The interrogation team of Karachi police detained several people, including a policeman, in connection with the bl bk g, sources said. His father’s blood samples have been sent to Lahore’s Centre of Excellence for Molecular Biology to determine if one of the two unidentified bodies whose flesh and limbs were found in the mosque was of that of Niazi.
Investigators said they hoped Sindh Police would receive the DNA report next week. An investigator who asked not to be named referred to one of Niazi’s friends as saying that in his last days the policeman was a frequent visitor to the mosque where he would offer prayers and recite Holy Quran for hours. “He seldom spoke those days,” the investigator quoted the man as saying. Niazi was the first terrorist mole in a law-enforcement agency to be used in a suicide attack. Previously, the police found Nadeem Abbas, killed along with Asif Ramzi, the chief of his own faction of Lashkar-e-Jhangvi, in a mysterious blast in a warehouse in Korangi on Dec. 19, 2002.
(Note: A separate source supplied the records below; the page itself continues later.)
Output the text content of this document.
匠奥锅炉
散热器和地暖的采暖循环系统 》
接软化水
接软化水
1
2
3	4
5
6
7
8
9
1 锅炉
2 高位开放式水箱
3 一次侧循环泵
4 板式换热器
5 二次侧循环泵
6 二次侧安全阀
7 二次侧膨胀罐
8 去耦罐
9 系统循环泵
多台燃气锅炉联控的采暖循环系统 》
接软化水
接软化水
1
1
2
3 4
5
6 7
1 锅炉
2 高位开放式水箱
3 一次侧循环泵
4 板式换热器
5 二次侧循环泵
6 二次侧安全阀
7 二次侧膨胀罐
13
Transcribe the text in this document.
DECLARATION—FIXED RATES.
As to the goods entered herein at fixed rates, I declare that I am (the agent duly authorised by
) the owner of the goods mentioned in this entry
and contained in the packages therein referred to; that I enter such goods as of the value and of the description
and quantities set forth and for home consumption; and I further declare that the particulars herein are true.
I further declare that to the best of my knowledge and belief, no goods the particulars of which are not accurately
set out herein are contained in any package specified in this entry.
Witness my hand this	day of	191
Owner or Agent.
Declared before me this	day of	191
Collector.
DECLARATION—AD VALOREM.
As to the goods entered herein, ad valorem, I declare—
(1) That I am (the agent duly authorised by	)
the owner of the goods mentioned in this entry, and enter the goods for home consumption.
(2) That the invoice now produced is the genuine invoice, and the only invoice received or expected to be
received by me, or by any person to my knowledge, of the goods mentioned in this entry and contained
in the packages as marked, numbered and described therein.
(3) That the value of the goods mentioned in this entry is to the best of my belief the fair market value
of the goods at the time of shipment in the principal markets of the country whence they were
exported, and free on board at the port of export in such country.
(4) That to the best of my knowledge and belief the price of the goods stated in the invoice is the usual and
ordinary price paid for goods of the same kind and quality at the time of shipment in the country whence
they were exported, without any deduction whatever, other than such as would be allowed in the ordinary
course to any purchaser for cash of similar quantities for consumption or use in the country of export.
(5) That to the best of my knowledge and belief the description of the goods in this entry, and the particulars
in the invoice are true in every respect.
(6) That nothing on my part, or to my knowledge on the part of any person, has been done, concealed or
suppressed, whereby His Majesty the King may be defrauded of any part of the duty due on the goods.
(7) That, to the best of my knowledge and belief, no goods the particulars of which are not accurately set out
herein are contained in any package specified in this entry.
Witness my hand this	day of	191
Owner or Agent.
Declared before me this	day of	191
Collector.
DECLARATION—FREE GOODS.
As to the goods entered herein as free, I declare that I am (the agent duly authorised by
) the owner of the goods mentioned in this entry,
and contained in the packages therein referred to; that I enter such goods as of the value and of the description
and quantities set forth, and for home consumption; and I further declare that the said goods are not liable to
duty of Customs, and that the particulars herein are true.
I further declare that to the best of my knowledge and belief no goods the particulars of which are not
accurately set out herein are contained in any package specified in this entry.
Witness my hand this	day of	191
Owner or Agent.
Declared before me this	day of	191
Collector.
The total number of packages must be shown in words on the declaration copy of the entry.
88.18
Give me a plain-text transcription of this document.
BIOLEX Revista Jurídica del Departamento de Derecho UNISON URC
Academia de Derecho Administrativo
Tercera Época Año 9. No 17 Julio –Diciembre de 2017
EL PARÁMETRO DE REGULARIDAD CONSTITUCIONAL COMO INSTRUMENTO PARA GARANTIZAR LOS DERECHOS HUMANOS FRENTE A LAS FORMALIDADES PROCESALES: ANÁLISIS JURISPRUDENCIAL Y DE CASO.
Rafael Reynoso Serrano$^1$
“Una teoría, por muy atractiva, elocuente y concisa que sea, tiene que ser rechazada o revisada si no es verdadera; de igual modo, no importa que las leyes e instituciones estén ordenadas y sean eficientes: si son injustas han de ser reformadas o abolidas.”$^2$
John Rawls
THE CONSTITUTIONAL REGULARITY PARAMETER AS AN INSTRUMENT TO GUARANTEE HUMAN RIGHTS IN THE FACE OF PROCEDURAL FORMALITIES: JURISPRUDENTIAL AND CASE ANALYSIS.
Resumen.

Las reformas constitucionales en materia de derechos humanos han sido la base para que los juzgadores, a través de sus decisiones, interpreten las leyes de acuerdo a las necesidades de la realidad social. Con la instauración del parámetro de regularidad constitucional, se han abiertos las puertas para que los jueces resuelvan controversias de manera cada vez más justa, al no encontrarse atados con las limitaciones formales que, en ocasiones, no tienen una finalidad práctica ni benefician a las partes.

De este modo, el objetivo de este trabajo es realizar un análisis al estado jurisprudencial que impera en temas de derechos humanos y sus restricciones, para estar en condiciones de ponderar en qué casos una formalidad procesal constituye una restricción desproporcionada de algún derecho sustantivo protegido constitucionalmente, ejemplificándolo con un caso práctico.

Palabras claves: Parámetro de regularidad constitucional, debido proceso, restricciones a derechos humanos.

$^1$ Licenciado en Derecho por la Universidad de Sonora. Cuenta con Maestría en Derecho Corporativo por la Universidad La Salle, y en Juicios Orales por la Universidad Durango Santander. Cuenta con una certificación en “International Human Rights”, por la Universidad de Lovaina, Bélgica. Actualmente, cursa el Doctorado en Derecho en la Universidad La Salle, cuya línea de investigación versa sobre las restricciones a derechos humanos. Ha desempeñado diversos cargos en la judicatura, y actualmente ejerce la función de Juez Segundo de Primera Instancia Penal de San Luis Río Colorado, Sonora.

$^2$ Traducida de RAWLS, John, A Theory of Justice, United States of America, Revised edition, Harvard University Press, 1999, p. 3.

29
Nadeem was a constable in the Sindh Anti-Corruption Establishment and an activist of Sipah-e-Sahaba Pakistan. Earlier, Sindh Rangers had arrested one of its inspectors, Wasim Akhtar, and accused him of being involved in plotting an aborted conspiracy to kill President Pervez Musharraf on April 26, 2002, when the general was leading a motorcade during his campaign for the presidential referendum of April 30 that year.
The other was, Abdul Zaheer, a civilian employee of the fire brigade of the Naval Dockyard, also allegedly involved in another aborted conspiracy to kill the general the same evening.